Inspired from Limits: How to evaluate $\lim\limits_{x\rightarrow \infty}\sqrt[n]{x^{n}+a_{n-1}x^{n-1}+\cdots+a_{0}}-x$
What methods can be used to evaluate the limit: $$\lim_{x\rightarrow\infty} (\sqrt[p]{x^{n}+a_{n}x^{n-1}+\cdots+a_{0}}- \sqrt[q]{x^{c}+a_{t}x^{c-1}+\cdots+a_{0}})$$
PS: I am more interested in the general form where limit is of the form $\infty-\infty-\infty-...$
Hint
The idea is based on Taylor series and there's several cases to treat:
$$\sqrt[p]{x^{n}+a_{n}x^{n-1}+\cdots+a_{0}}- \sqrt[q]{x^{c}+a_{t}x^{c-1}+\cdots+a_{0}}\sim_\infty x^{n/p}-x^{c/q}$$ and the case when $\frac{n}{p}-\frac{c}{q}\ne0$ is clear and gives the limit $\pm\infty$. Now we assume that $\frac{n}{p}-\frac{c}{q}=0$ then by the Taylor series:
$$\sqrt[p]{x^{n}+a_{n}x^{n-1}+\cdots+a_{0}}- \sqrt[q]{x^{c}+a_{t}x^{c-1}+\cdots+a_{0}}\sim_\infty x^{\frac np-1}\left(\frac{a_n}{p}-\frac{a_t}{q}\right)$$
and if $\frac{a_n}{p}-\frac{a_t}{q}\ne0$ then the limit depends on three cases: $\frac np-1<0, \frac np-1>0$ or $\frac np-1=0$. If $\frac{a_n}{p}-\frac{a_t}{q}=0$ then the calculus is taken again and we push the development of the Taylor series at another term and we discus the cases that depend on $p,q,a_{n-1},a_{t-1}$ and so on.

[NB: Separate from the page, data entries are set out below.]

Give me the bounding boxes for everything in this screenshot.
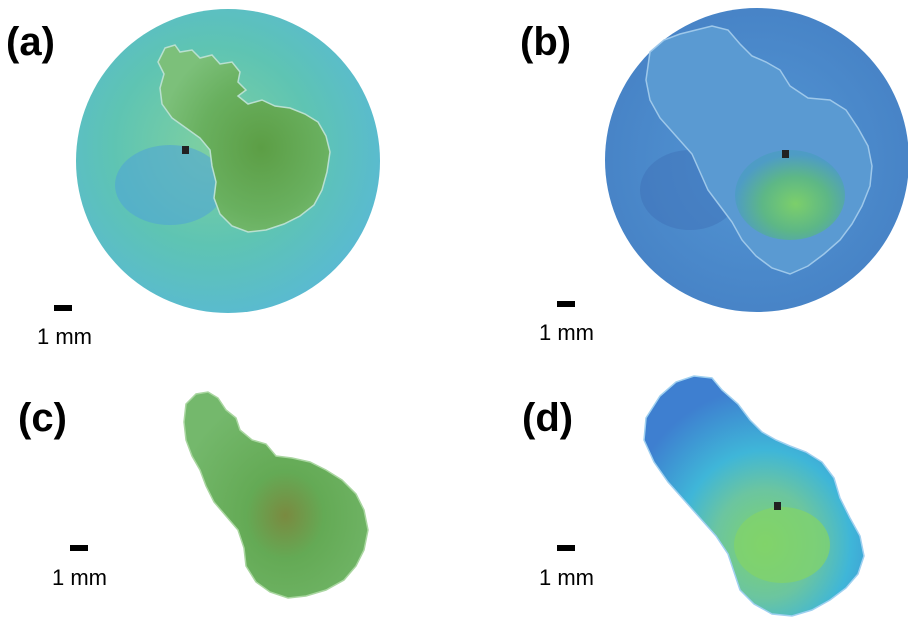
panel-b-label: (b) xyxy=(520,20,572,64)
panel-b-scale-text: 1 mm xyxy=(539,320,594,345)
panel-b-core-region xyxy=(735,150,845,240)
panel-c-scalebar xyxy=(70,545,88,551)
panel-d-label: (d) xyxy=(522,396,574,440)
panel-a-marker xyxy=(182,146,189,154)
panel-d-image xyxy=(643,375,865,617)
panel-a-label: (a) xyxy=(6,20,55,64)
panel-c-label: (c) xyxy=(18,396,67,440)
panel-c-image xyxy=(183,391,369,599)
panel-d-scale-text: 1 mm xyxy=(539,565,594,590)
panel-a-scale-text: 1 mm xyxy=(37,324,92,349)
panel-a-green-region xyxy=(157,44,331,233)
panel-a-blue-patch xyxy=(115,145,225,225)
panel-d-core-region xyxy=(734,507,830,583)
panel-b-marker xyxy=(782,150,789,158)
panel-b-image xyxy=(605,8,908,312)
panel-d-region xyxy=(643,375,865,617)
panel-a-image xyxy=(76,9,380,313)
panel-c-scale-text: 1 mm xyxy=(52,565,107,590)
panel-d-marker xyxy=(774,502,781,510)
panel-b-scalebar xyxy=(557,301,575,307)
panel-c-region xyxy=(183,391,369,599)
panel-a-scalebar xyxy=(54,305,72,311)
panel-d-scalebar xyxy=(557,545,575,551)
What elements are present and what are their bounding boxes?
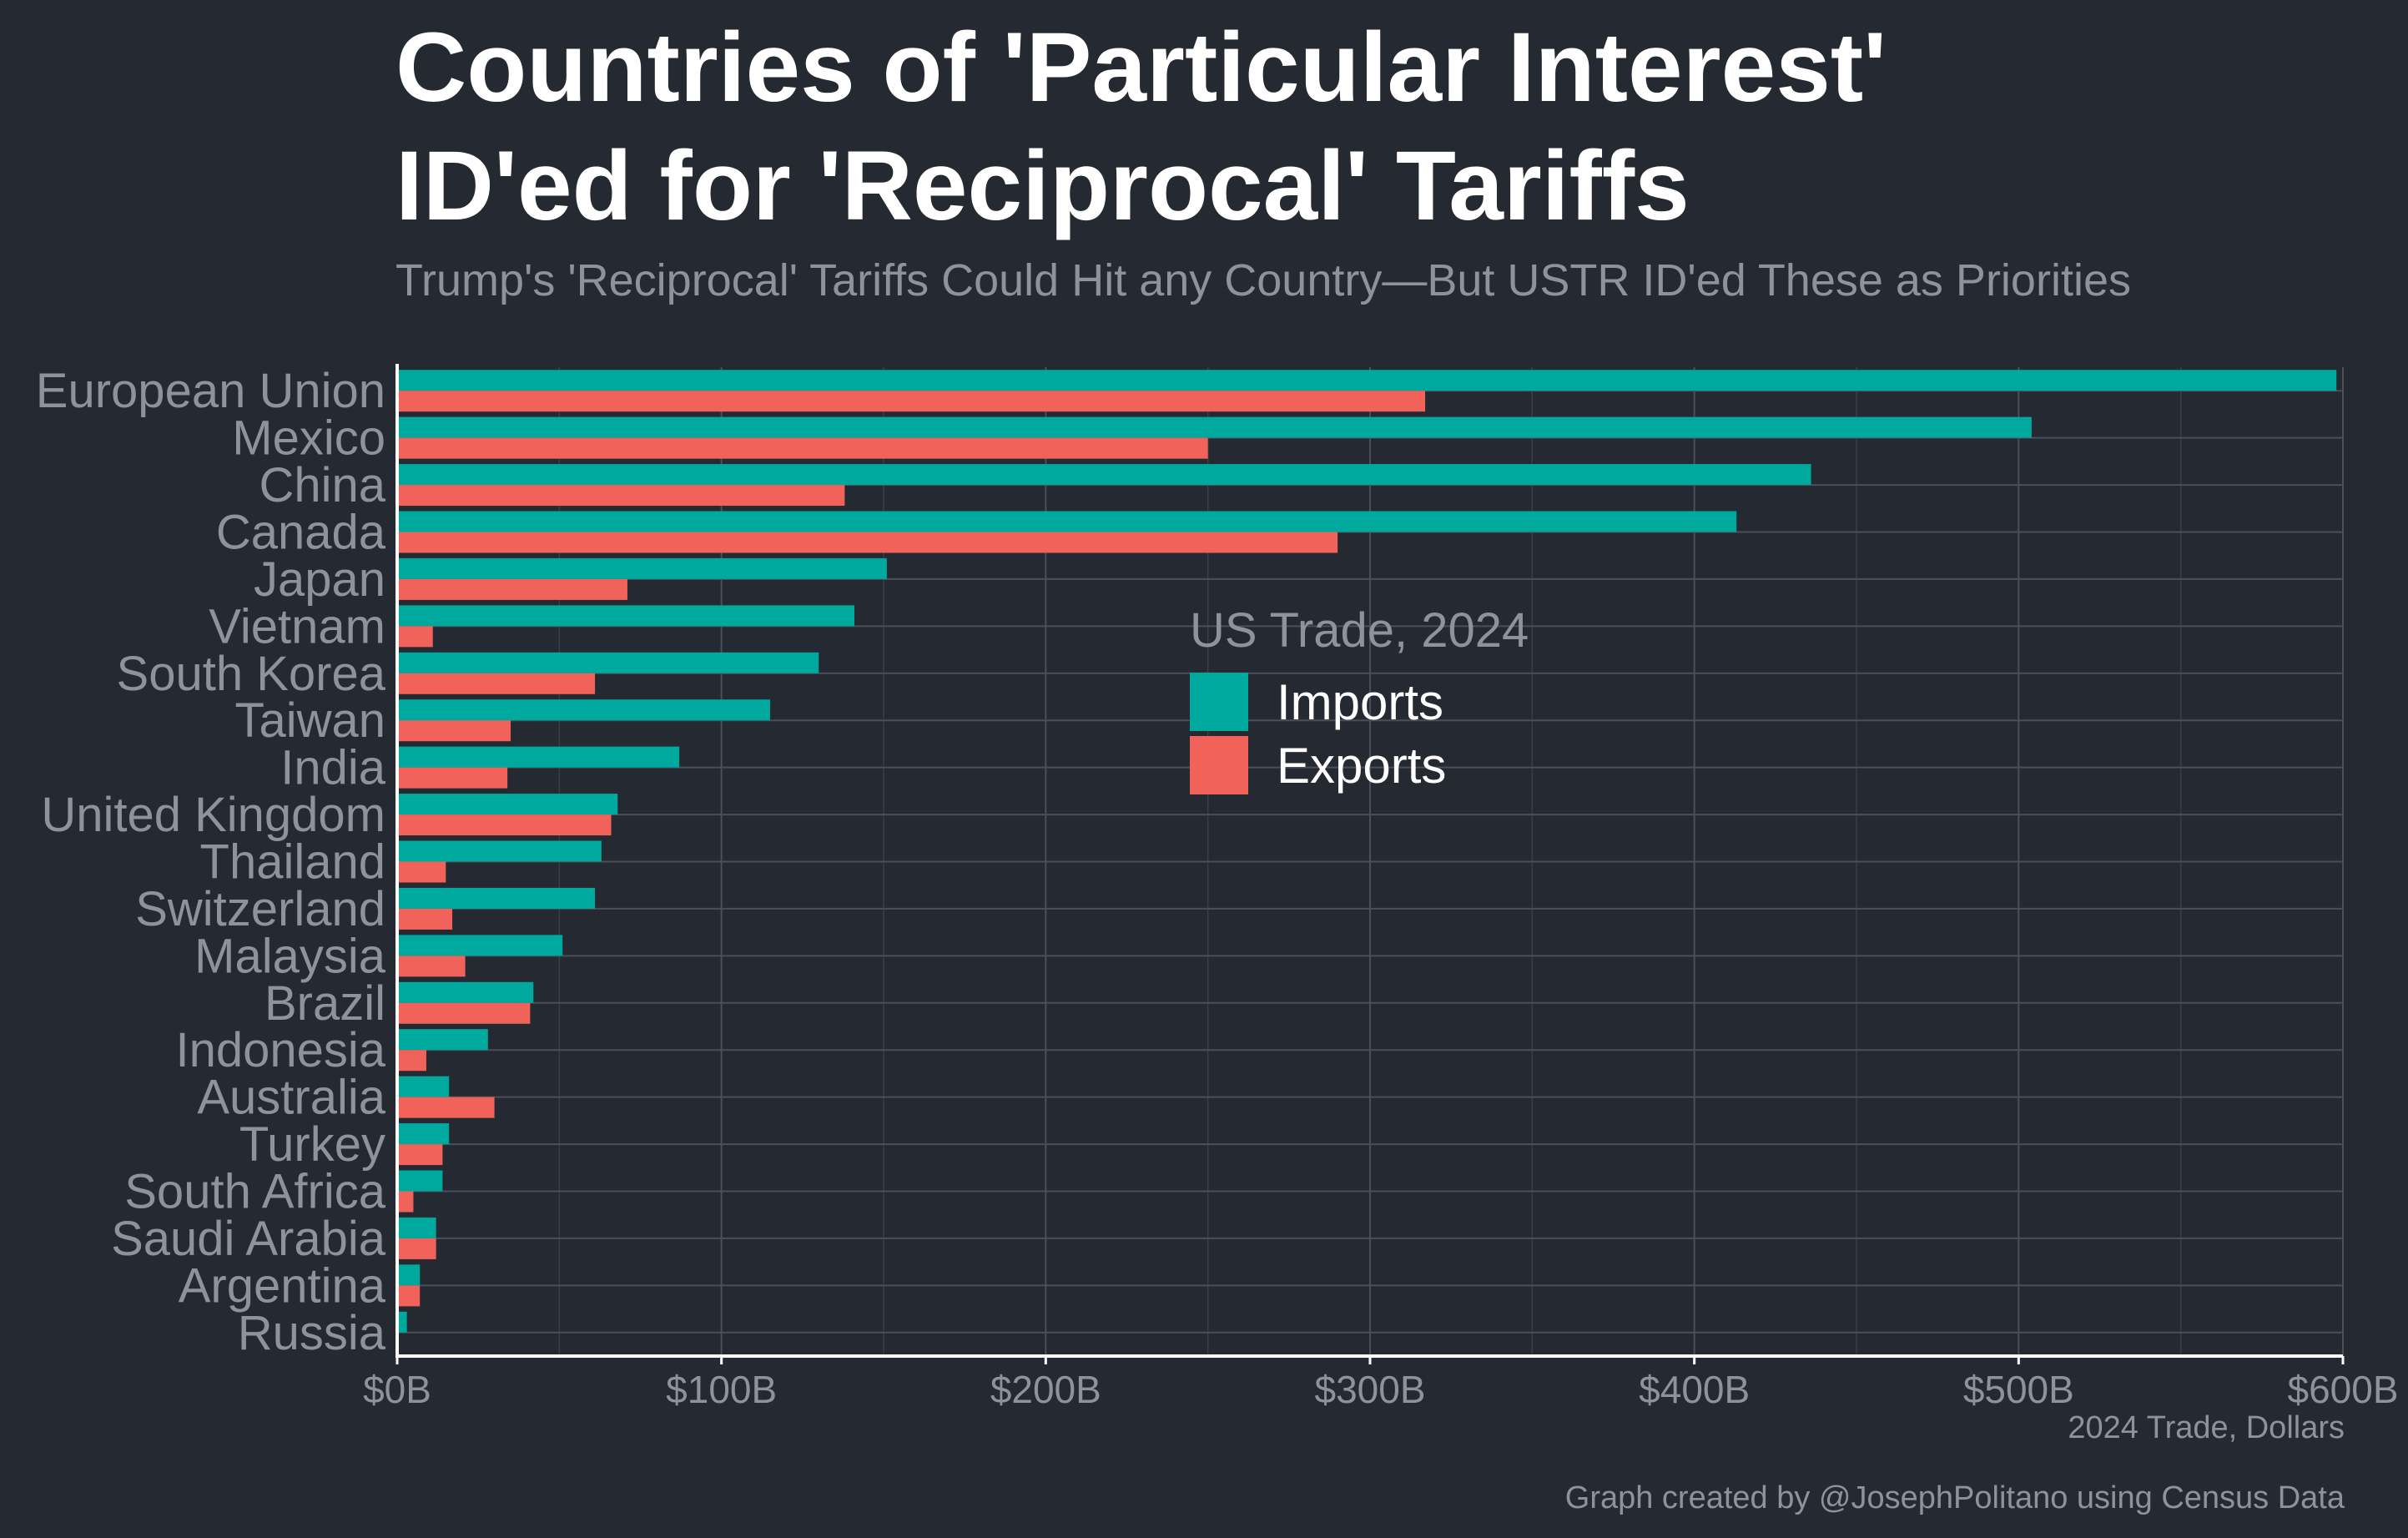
x-tick-label-4: $400B: [1639, 1368, 1750, 1411]
x-tick-label-5: $500B: [1963, 1368, 2074, 1411]
bar-exports-india: [397, 767, 508, 789]
x-tick-label-2: $200B: [990, 1368, 1101, 1411]
bar-imports-malaysia: [397, 935, 563, 956]
source-caption: Graph created by @JosephPolitano using C…: [1564, 1480, 2345, 1515]
bar-exports-south-africa: [397, 1191, 414, 1213]
legend-title: US Trade, 2024: [1190, 603, 1529, 658]
legend: US Trade, 2024 Imports Exports: [1190, 603, 1529, 797]
bar-exports-vietnam: [397, 626, 433, 648]
legend-item-exports: Exports: [1190, 734, 1529, 797]
chart-title-line-1: Countries of 'Particular Interest': [395, 13, 1887, 123]
bar-imports-european-union: [397, 370, 2337, 391]
bar-exports-taiwan: [397, 720, 511, 742]
chart-title-line-2: ID'ed for 'Reciprocal' Tariffs: [395, 131, 1690, 241]
bar-exports-japan: [397, 578, 627, 600]
legend-label-imports: Imports: [1277, 673, 1444, 730]
legend-item-imports: Imports: [1190, 670, 1529, 734]
chart-subtitle: Trump's 'Reciprocal' Tariffs Could Hit a…: [395, 255, 2131, 305]
category-label-russia: Russia: [238, 1306, 386, 1360]
bar-exports-thailand: [397, 861, 446, 883]
bar-imports-turkey: [397, 1123, 450, 1145]
bar-exports-mexico: [397, 437, 1208, 459]
bar-exports-australia: [397, 1097, 495, 1118]
x-tick-label-6: $600B: [2287, 1368, 2398, 1411]
category-label-switzerland: Switzerland: [135, 882, 385, 936]
bar-imports-saudi-arabia: [397, 1217, 436, 1238]
bar-exports-argentina: [397, 1285, 421, 1307]
bar-imports-south-korea: [397, 652, 819, 673]
bar-imports-mexico: [397, 416, 2032, 438]
category-label-china: China: [259, 458, 385, 512]
category-label-india: India: [280, 741, 386, 795]
category-label-japan: Japan: [254, 552, 385, 607]
category-label-thailand: Thailand: [200, 835, 385, 890]
category-label-turkey: Turkey: [239, 1117, 385, 1172]
bar-exports-european-union: [397, 391, 1426, 412]
bar-imports-south-africa: [397, 1170, 443, 1192]
bar-exports-switzerland: [397, 908, 453, 930]
category-label-south-africa: South Africa: [124, 1165, 385, 1219]
category-label-saudi-arabia: Saudi Arabia: [111, 1212, 386, 1266]
category-label-argentina: Argentina: [179, 1258, 386, 1313]
bar-imports-japan: [397, 557, 887, 579]
category-label-taiwan: Taiwan: [234, 693, 385, 748]
bar-imports-switzerland: [397, 887, 596, 909]
category-label-indonesia: Indonesia: [175, 1023, 385, 1077]
bar-imports-indonesia: [397, 1029, 488, 1051]
category-label-brazil: Brazil: [264, 976, 385, 1031]
bar-exports-saudi-arabia: [397, 1238, 436, 1259]
bar-exports-united-kingdom: [397, 814, 612, 836]
bar-exports-turkey: [397, 1144, 443, 1166]
bar-imports-russia: [397, 1311, 407, 1333]
bar-exports-canada: [397, 532, 1338, 553]
bar-imports-vietnam: [397, 605, 855, 627]
bar-exports-indonesia: [397, 1050, 426, 1072]
legend-swatch-exports: [1190, 736, 1248, 794]
bar-imports-thailand: [397, 840, 602, 862]
bar-exports-china: [397, 485, 845, 507]
legend-label-exports: Exports: [1277, 737, 1447, 794]
x-tick-label-1: $100B: [666, 1368, 777, 1411]
category-label-australia: Australia: [197, 1071, 385, 1125]
category-label-south-korea: South Korea: [117, 647, 386, 701]
bar-imports-united-kingdom: [397, 794, 618, 815]
x-tick-label-3: $300B: [1314, 1368, 1425, 1411]
bar-imports-brazil: [397, 981, 534, 1003]
bar-imports-taiwan: [397, 699, 770, 721]
chart-title: Countries of 'Particular Interest' ID'ed…: [395, 8, 2315, 245]
category-label-mexico: Mexico: [232, 411, 385, 466]
bar-exports-brazil: [397, 1002, 531, 1024]
category-label-vietnam: Vietnam: [209, 599, 385, 653]
category-label-canada: Canada: [216, 506, 386, 560]
bar-imports-argentina: [397, 1264, 421, 1286]
legend-swatch-imports: [1190, 673, 1248, 731]
bar-exports-south-korea: [397, 673, 596, 694]
category-label-european-union: European Union: [36, 364, 385, 418]
bar-exports-malaysia: [397, 956, 466, 977]
x-tick-label-0: $0B: [363, 1368, 431, 1411]
category-label-malaysia: Malaysia: [194, 929, 386, 983]
bar-imports-india: [397, 746, 680, 768]
category-label-united-kingdom: United Kingdom: [41, 788, 385, 842]
bar-imports-canada: [397, 511, 1737, 532]
bar-imports-china: [397, 464, 1811, 486]
bar-imports-australia: [397, 1076, 450, 1097]
x-axis-label: 2024 Trade, Dollars: [2068, 1410, 2345, 1445]
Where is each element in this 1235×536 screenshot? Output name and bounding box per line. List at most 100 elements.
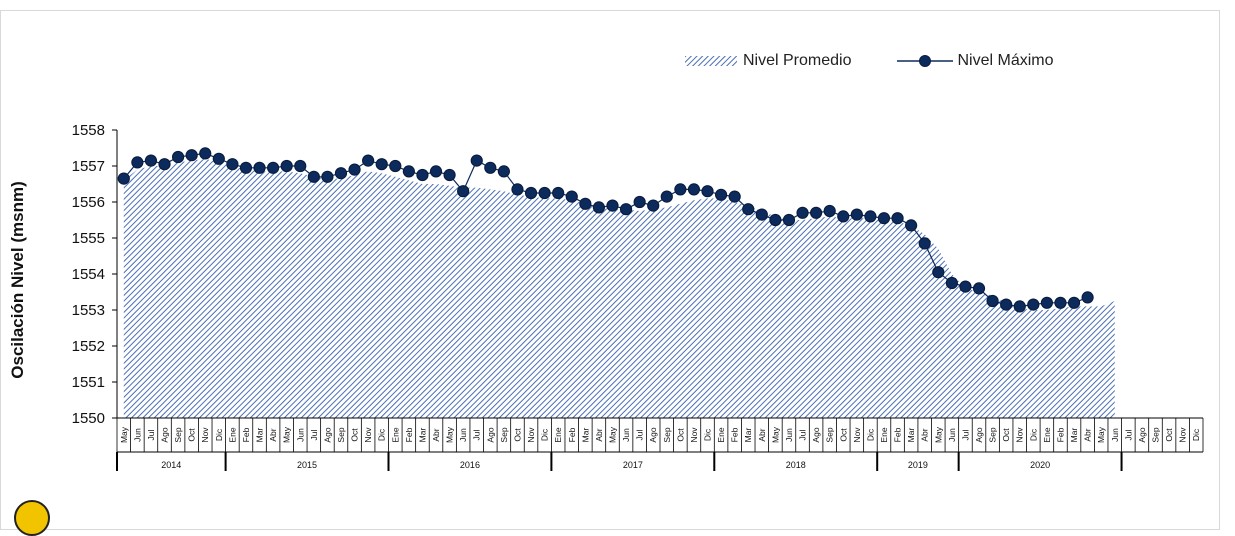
nivel-maximo-point [552,186,565,200]
hatched-swatch-icon [685,56,737,66]
y-tick-label: 1552 [72,338,105,355]
x-month-label: Nov [200,427,210,443]
x-month-label: May [933,426,943,443]
x-month-label: Jun [784,428,794,442]
x-year-label: 2014 [161,460,181,470]
legend-item-maximo: Nivel Máximo [897,52,1054,70]
x-year-label: 2016 [460,460,480,470]
x-month-label: Abr [920,428,930,441]
x-month-label: May [119,426,129,443]
x-year-label: 2018 [786,460,806,470]
x-month-label: Nov [689,427,699,443]
x-month-label: Jul [798,429,808,440]
nivel-maximo-point [945,276,958,290]
line-marker-icon [897,55,954,67]
x-month-label: Nov [363,427,373,443]
nivel-maximo-point [959,280,972,293]
nivel-maximo-point [1054,296,1067,309]
legend-item-promedio: Nivel Promedio [685,52,851,70]
x-month-label: Jul [309,429,319,440]
nivel-maximo-point [986,294,999,308]
nivel-maximo-point [864,210,877,223]
x-month-label: Ene [227,427,237,442]
nivel-maximo-point [334,167,348,180]
x-month-label: Sep [173,427,183,442]
x-month-label: Feb [567,427,577,442]
nivel-maximo-point [932,266,945,279]
x-month-label: Oct [350,428,360,442]
nivel-maximo-point [660,190,673,203]
x-month-label: Ago [485,427,495,442]
nivel-maximo-point [443,168,456,182]
x-month-label: Mar [580,428,590,443]
y-tick-label: 1558 [72,122,105,139]
x-month-label: Sep [499,427,509,442]
x-month-label: Mar [1069,428,1079,443]
nivel-maximo-point [674,183,687,196]
x-month-label: Jul [635,429,645,440]
x-month-label: Nov [526,427,536,443]
nivel-maximo-point [267,161,280,174]
nivel-maximo-point [1040,296,1053,309]
x-month-label: Ago [1137,427,1147,442]
y-tick-label: 1553 [72,302,105,319]
nivel-maximo-point [321,170,334,183]
x-month-label: Jun [132,428,142,442]
x-month-label: Feb [730,427,740,442]
x-month-label: May [770,426,780,443]
x-month-label: Jun [295,428,305,442]
x-month-label: Ene [553,427,563,442]
nivel-maximo-point [294,159,307,173]
nivel-maximo-point [416,168,429,182]
x-month-label: Sep [988,427,998,442]
x-month-label: Dic [1191,428,1201,441]
x-month-label: Oct [512,428,522,442]
nivel-maximo-point [484,161,497,174]
x-month-label: Ago [160,427,170,442]
y-tick-label: 1554 [72,266,105,283]
y-tick-label: 1556 [72,194,105,211]
nivel-maximo-point [280,159,293,173]
nivel-maximo-point [918,237,931,250]
nivel-maximo-point [579,197,592,210]
x-month-label: Oct [1001,428,1011,442]
nivel-maximo-point [199,147,212,160]
nivel-maximo-point [171,150,185,164]
nivel-maximo-point [823,204,836,218]
nivel-maximo-point [144,154,158,167]
x-month-label: Nov [1015,427,1025,443]
nivel-maximo-point [497,165,510,178]
x-month-label: Abr [757,428,767,441]
x-month-label: Jun [458,428,468,442]
y-tick-label: 1555 [72,230,105,247]
x-month-label: Jun [947,428,957,442]
nivel-maximo-point [647,199,660,212]
x-month-label: Abr [1083,428,1093,441]
nivel-maximo-point [606,199,619,212]
x-month-label: Dic [540,428,550,441]
x-month-label: Dic [377,428,387,441]
nivel-maximo-point [117,172,130,185]
x-month-label: Feb [404,427,414,442]
x-month-label: Dic [1028,428,1038,441]
legend: Nivel Promedio Nivel Máximo [685,50,1054,72]
nivel-maximo-point [850,208,863,221]
y-tick-label: 1551 [72,374,105,391]
nivel-maximo-point [226,158,239,171]
nivel-maximo-point [212,152,225,165]
nivel-maximo-point [592,201,606,214]
nivel-maximo-point [307,170,320,183]
nivel-maximo-point [972,282,986,295]
x-month-label: Oct [187,428,197,442]
nivel-maximo-point [158,158,171,171]
nivel-maximo-point [837,210,850,223]
nivel-maximo-point [362,154,375,167]
x-month-label: Ago [648,427,658,442]
nivel-maximo-point [524,186,538,200]
x-month-label: Mar [417,428,427,443]
x-month-label: Ago [974,427,984,442]
x-month-label: Mar [255,428,265,443]
x-month-label: Dic [214,428,224,441]
x-month-label: Jul [472,429,482,440]
x-year-label: 2020 [1030,460,1050,470]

You can divide everything under the root sign by $x^n$ and put $x$ in front of the root sign.
Then use the binomial formule of Newton for broken exponents: $$(1+y)^n=1+ny+\frac{n(n-1)}{2!}y^2+\frac{n(n-1)(n-2)}{3!}y^3+...+\frac{n(n-1)...(n-k)}{k!}y^k$$ for every real number $n$ and $y \in (-1,1)$.